Prepping bow staves is a fair amount of work made easier with the right tools and a little experience. The examples below have aged for about 6 years, 11 months in a dark, dry barn. These are nearly all hickory and therefore, are generally easy to split if the grain is respected. I use an old froe and hammer for most of my splitting and only resort to wedges or power tools in rare, generally green cases. As most of the staves that I cut personally are 6’6″ – 7′ long, this is the time when they are sawed to a rough length; generally 65 – 70″. They are left long initially to prevent any checking caused during the drying process to interfere with the bow.

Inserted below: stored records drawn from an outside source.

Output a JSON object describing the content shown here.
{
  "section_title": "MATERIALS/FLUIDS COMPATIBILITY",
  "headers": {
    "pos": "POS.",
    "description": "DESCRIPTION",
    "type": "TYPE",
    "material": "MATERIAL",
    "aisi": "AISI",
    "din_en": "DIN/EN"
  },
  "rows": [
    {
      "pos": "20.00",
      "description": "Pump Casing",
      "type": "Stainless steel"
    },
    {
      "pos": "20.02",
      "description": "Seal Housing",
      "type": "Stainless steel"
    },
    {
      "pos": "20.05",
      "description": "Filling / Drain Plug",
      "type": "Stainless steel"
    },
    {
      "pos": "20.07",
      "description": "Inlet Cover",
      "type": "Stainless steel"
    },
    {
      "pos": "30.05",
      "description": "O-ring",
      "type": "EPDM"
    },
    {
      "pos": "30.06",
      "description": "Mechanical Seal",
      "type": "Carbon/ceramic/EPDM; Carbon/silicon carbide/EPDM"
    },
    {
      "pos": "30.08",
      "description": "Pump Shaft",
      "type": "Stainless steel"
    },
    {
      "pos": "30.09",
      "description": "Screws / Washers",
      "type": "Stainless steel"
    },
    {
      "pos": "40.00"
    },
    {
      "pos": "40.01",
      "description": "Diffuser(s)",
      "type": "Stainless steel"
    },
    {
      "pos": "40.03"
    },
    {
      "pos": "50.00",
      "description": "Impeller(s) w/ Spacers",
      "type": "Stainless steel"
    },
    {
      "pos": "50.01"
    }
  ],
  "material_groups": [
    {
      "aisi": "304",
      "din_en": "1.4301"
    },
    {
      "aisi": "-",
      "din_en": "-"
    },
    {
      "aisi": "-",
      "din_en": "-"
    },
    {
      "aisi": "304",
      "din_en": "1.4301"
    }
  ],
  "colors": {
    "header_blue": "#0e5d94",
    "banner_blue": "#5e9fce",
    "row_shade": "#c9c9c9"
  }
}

These staves are massive and can often be made into two or three bows in the end. Two from the outer portion and one from the inner. This isn’t always true for some older hickories as the heartwood “sets” and becomes dark and brittle. This tree was large enough and fast growing so doesn’t seem to be a problem. It is difficult to tell from the photo above but this is an extremely large piece of wood. It was weighed a few days after felling at 79.5 lbs. It was weighed again, just prior to splitting at 48 lbs. That is nearly 30 lbs (5 gallons) of water that evaporated.
The above photo shows the froe in use, prying the two halves apart without much effort.
The staves can now be safely de-barked, a relatively easy task on hickory, but not so with Osage orange (below).
One of the troubles with Osage orange wood is the transitional new growth on the outer (back) of the stave, visible as the white rings. This wood is not useful for bow making and needs to be cleanly removed down to a single growth ring. In the case above, several old growth rings will be removed as well as they are inconsistent and pinch out on the right side of this stave. It is generally wise to choose one of the thicker rings to serve as the back as it is under a lot of tension during the draw.
This is about half the useful bow staves made yesterday with a “whole” stave on the right to show how they begin. This one weighed about 80 lbs green but only about 50 lbs dry. I’ll add more photos as they transform into useful bows.